RL methods are often computationally intensive. However, the recent emergence of DeepSeek-R1 (2025), which utilizes RL and operates with fewer resources than state-of-the-art large language models (LLMs), is likely to enhance the adoption of RL methods.
The standard framework for formalizing the reinforcement learning is the Markov decision process (MDP), defined by $M=(\mathcal{S,A,P},r,\gamma )$ where $\mathcal{S,A}$ are respectively the state space and the action space, which might be infinite, $r : \mathcal{S\times A} \rightarrow [0,1]$ is the reward function, i.e., $r(s,a)$ is the immediate reward upon choosing the action $a \in \mathcal{A}$ while in the state $s \in \mathcal{S}.$
The probability transition kernel is defined as $\mathcal{P}: \mathcal{S \times A} \rightarrow \Delta(S)$, where $\mathcal{P}(s^{'}|s,a)$ is the probability of transiting from state $s$ to state $s^{'}$ when $a$ is selected; $\Delta(S)$ is the probability simplex over $\mathcal{S}$. In the generative case, the probability transition kernel $\mathcal{P}$ is empirically estimated from the data.
The model is Markovian since the transition and reward probabilities depend only on the current state $s$ and not the entire history of states and actions. Usually, the number of states $|\mathcal{S}|$ and actions $|\mathcal{A}|$ is finite: this is the tabular case.
A deterministic policy $\pi$ is a mapping $\pi: \mathcal{S}\rightarrow \mathcal{A}$.

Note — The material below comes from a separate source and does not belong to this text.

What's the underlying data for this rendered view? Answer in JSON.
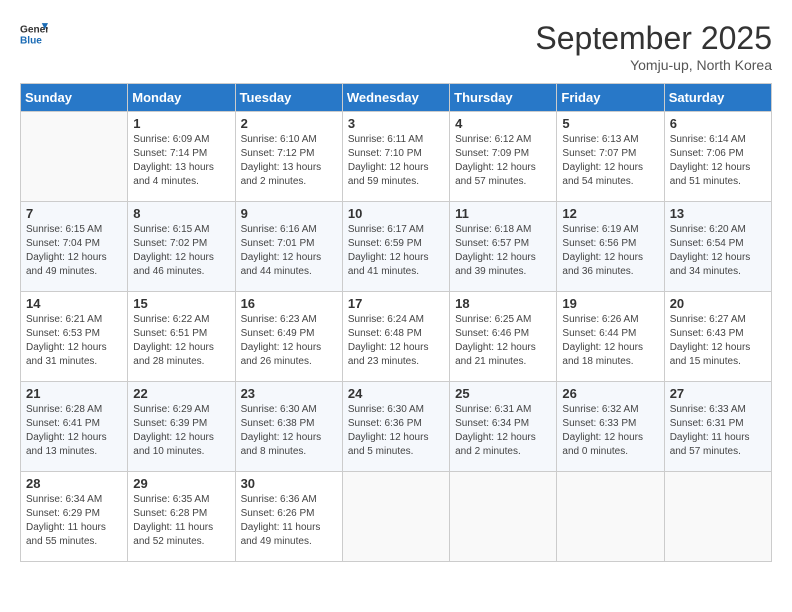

The objective of the agent is to find the optimal policy $\pi^\star$ maximizing the value function $V^\pi(s)$ , which is the expected discounted total reward starting from the initial state $s^0=s$ , i.e.,
\begin{eqnarray*}
\pi^\star &:= &\arg \max_\pi V^\pi(s),\\
V^\pi(s)& := &E \Big[ \sum_{t=0}^\infty \gamma^t r(s^t, a^t)\big | s^0 = s \Big ].
\end{eqnarray*}
The corresponding action value function $Q^\pi: \mathcal{S\times A} \rightarrow \mathbb{R}$ of a policy $\pi$ is defined
as
$$
Q^\pi(s,a) := E \Big [ \sum_{t=0}^\infty \gamma^t r(s^t, a^t) \big | (s^0, a^0)=(s, a) \Big ],
$$
$\forall (s,a) \in \mathcal{S \times A}$. There exists an optimal policy $\pi^\star$ that simultaneoulsy maximizes $V^\pi(s) \; \forall s \in \mathcal{S}$, and $Q^\pi(s,a) \; \forall (s,a) \in \mathcal {S \times A}$.

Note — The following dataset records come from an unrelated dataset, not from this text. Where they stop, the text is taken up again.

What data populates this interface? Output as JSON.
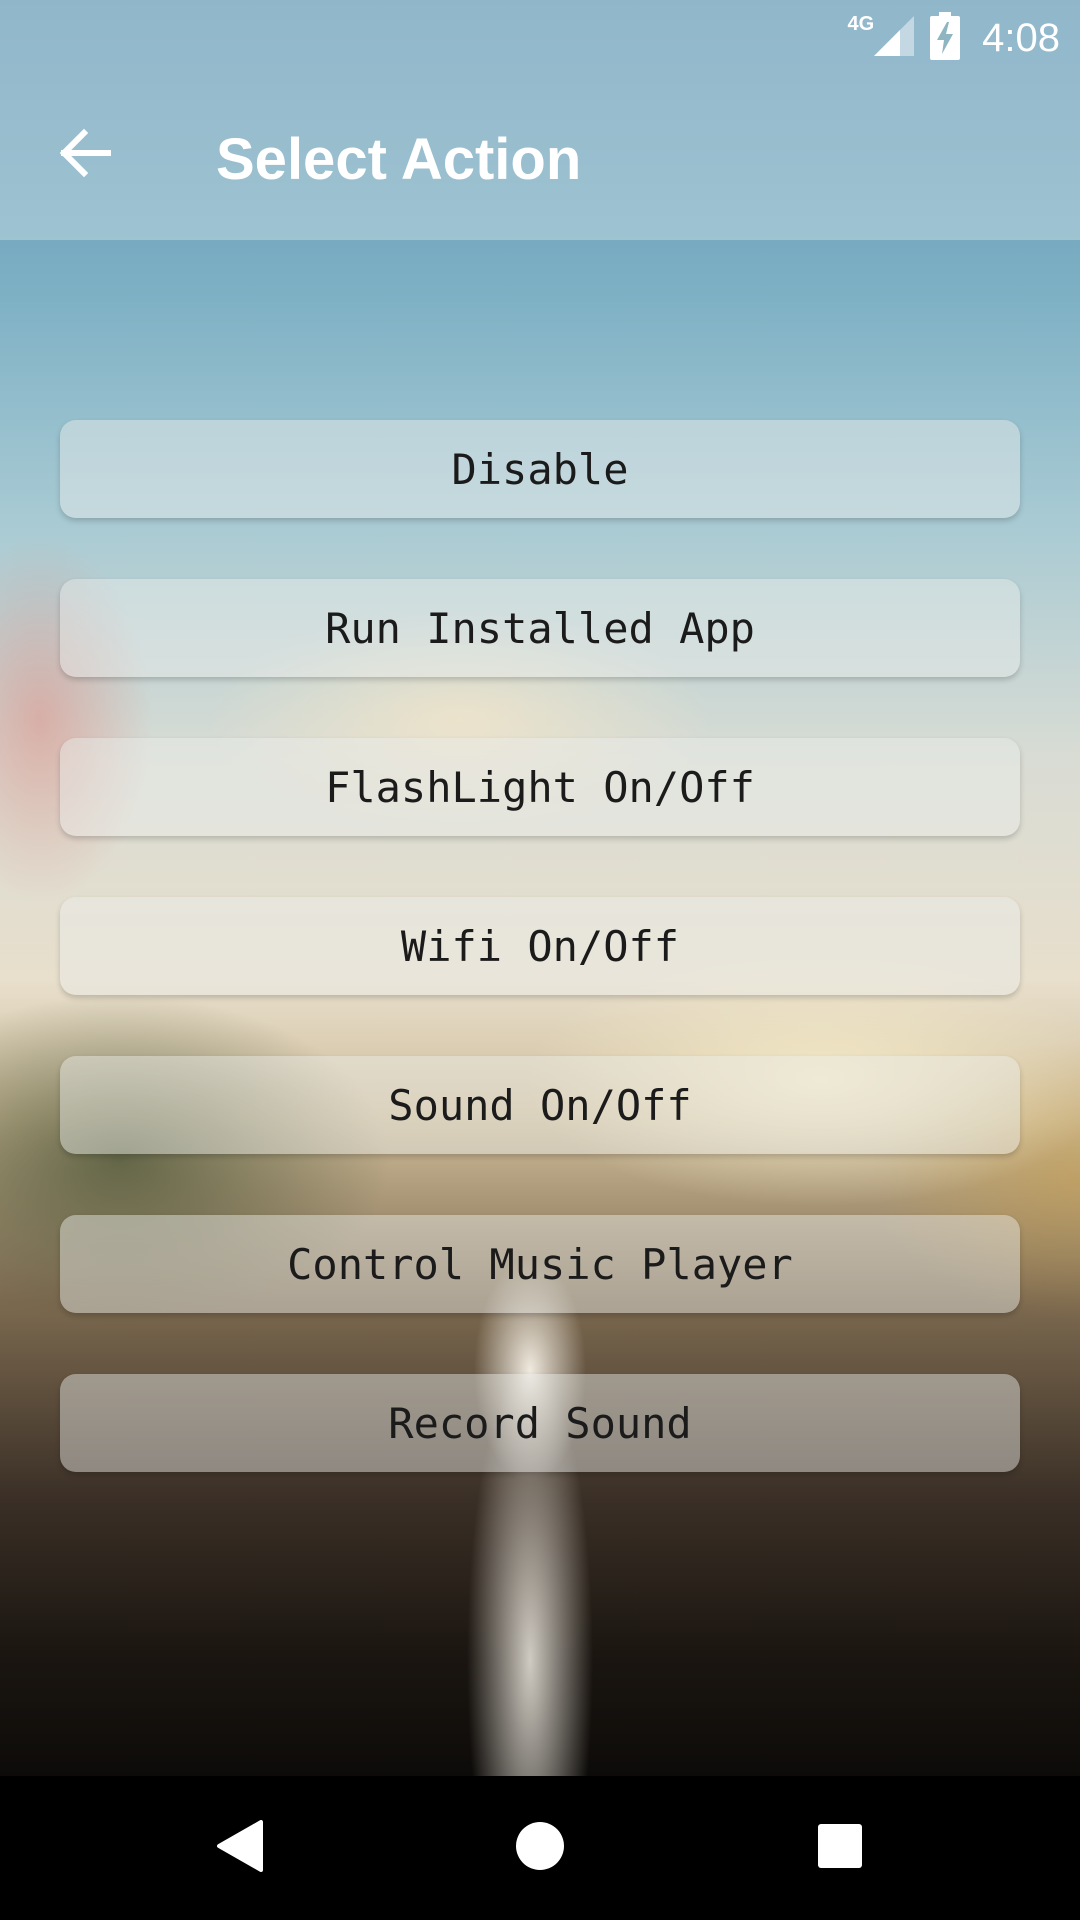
{
  "status_bar": {
    "network_label": "4G",
    "time": "4:08",
    "icons": [
      "signal-icon",
      "battery-charging-icon"
    ]
  },
  "app_bar": {
    "back_icon": "arrow-left-icon",
    "title": "Select Action"
  },
  "actions": [
    {
      "label": "Disable"
    },
    {
      "label": "Run Installed App"
    },
    {
      "label": "FlashLight On/Off"
    },
    {
      "label": "Wifi On/Off"
    },
    {
      "label": "Sound On/Off"
    },
    {
      "label": "Control Music Player"
    },
    {
      "label": "Record Sound"
    }
  ],
  "nav_bar": {
    "icons": [
      "back-triangle-icon",
      "home-circle-icon",
      "recents-square-icon"
    ]
  },
  "colors": {
    "text_light": "#ffffff",
    "button_text": "#1b1b1b",
    "nav_background": "#000000"
  }
}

This MDP framework is flexible enough to deal with several configurations, e.g., off-policy RL where data logged from a different policy are used in the exploration step, but rigorous enough as it allows to assess the reliability of the results, e.g., we can estimate confidence intervals for the rewards. Furthermore, this setup allows to provides guarantees on the reliability of the algorithms used for estimating the optimal value function $V^\star := V^{\pi^\star}$,
or optimal action value function $Q^\star := Q^{\pi^\star}$. In particular, new results show that the minimum sample size for achieving the minimax sample complexity is $ N \geqslant O\left(\frac{|\mathcal{S}||\mathcal{A}|}{1-\gamma}\right)$.

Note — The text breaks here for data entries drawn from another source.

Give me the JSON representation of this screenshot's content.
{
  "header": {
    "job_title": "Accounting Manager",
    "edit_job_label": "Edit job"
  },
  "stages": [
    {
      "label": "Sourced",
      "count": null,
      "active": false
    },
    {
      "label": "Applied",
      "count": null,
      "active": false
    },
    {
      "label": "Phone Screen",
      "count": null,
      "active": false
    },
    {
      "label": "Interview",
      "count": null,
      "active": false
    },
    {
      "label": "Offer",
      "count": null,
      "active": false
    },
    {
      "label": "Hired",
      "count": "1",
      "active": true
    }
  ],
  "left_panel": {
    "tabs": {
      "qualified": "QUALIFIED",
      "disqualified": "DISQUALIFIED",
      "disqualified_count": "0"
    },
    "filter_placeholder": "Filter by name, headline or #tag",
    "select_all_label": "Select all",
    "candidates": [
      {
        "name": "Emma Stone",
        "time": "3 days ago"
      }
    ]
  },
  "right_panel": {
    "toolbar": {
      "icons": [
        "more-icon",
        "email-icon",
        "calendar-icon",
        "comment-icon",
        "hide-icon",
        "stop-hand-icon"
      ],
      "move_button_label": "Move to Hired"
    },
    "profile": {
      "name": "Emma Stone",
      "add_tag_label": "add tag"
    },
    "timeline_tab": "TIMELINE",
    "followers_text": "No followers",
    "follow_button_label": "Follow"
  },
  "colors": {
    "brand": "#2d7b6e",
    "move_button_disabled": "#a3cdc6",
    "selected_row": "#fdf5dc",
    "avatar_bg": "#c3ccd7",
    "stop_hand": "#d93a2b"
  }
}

This MDP framework has been extended to the non-tabular case, with a very large number of states, and/or continuous states.
For that purpose, the authors resort to kernel function approximation, already studied by Farahmand
et al. (2016) and Long
et al. (2022). Long and Han (2022) introduce the perturbational complexity $\Delta_\mathcal{M}(\varepsilon)$ which indicates whether the RL problem can be solved efficiently, in terms of sample complexity, i.e., without being affected by the curse of dimensionality. Furthermore, $\Delta_\mathcal{M}(\varepsilon)$ is the lower bound of the estimation error for the RL-type algorithms they propose. Long and Han (2023) provide an exhaustive survey on the non-tabular case.